ぱいーぬ さんの感想・評価
4.2
物語 : 5.0
作画 : 4.5
声優 : 3.0
音楽 : 5.0
キャラ : 3.5
状態:観終わった
失敗作か、時代の先駆けか
この作品は当時においては人気のようだったが、今ではあまり知られていない。シュールレアリスティックな音楽、演出は2012年現在でもなお斬新さを感じさせるものであるが、それを単なるエキセントリシティーとして見る者の正当性は否定できない。なぜなら、15年ほどたった今、このアニメは一部のコアなファンにしか知られるものではなく、しかも今後再評価される見込みが見えてこないからである。
ここまでが普通の感想。
以下攻めの感想。
この作品は無意識に働きかけてこようとする。
この作品は、宗教臭さ、の様なものを終始漂わせ、途中からは--厳密にはウテナが学園長(理事長だったか)の所に寝泊まりするようになってから--それが強まって行ったように思われる。
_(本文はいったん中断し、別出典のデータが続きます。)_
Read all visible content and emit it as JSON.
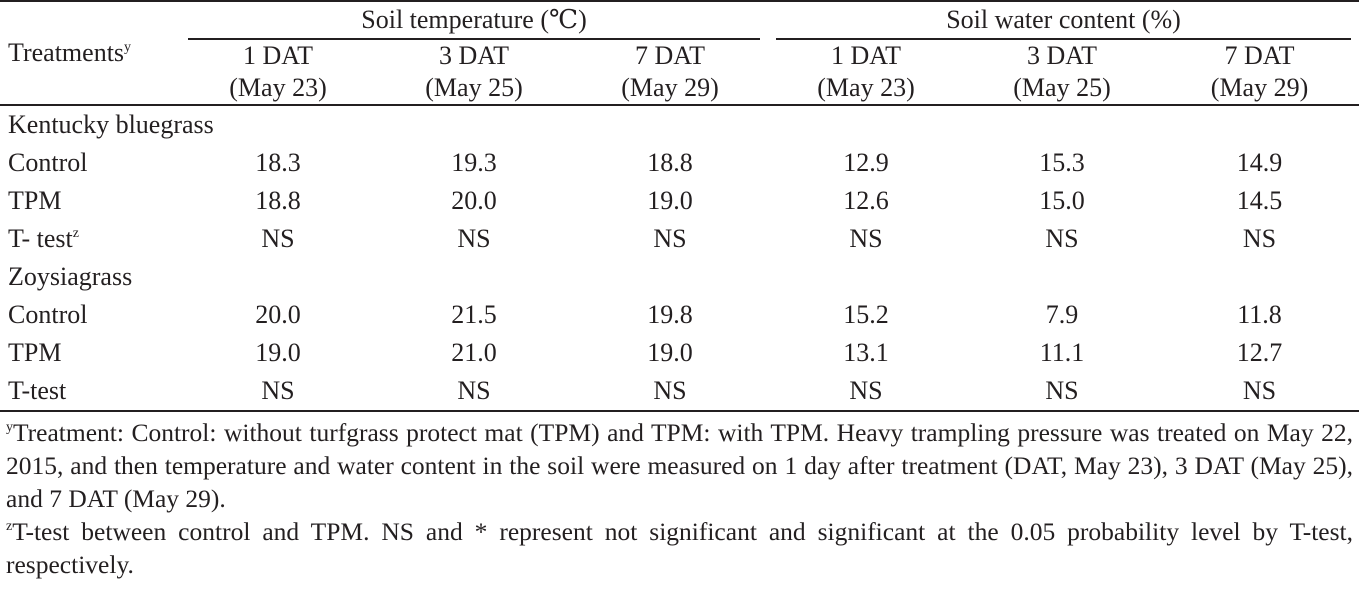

自分の家の匂いに対して鈍感になってしまうように、私たちは後半の宗教臭さを意識することはあまりなかったのでは無いだろうか。無意識下で蠢く激しい嫌悪、ストレスが、物語ラストでのアンシーの旅立ちによって浄化(カタルシス)される。
実際、私たちは物語を最後まで見てもよくわからない。説明がきちんとなされないままに物語は終わる。しかも、ストーリーの合間には物語の全貌を解き明かすヒントらしきものが散りばめられているというのだから、それらを頼りにラストを推理していたであろう視聴者に対する無礼だと言うことも出来るかもしれない。
しかし、意識がこじれている間に、無意識においてはカタルシスを迎える。
何もわかっていないのに、どこかからやってくる達成感と開放感。それらがどこからやってくるのかすらわからない。
意識と無意識の分離によって、「私」に対するアンチテーゼを、「少女革命ウテナ」は突き付けたのではないだろうか。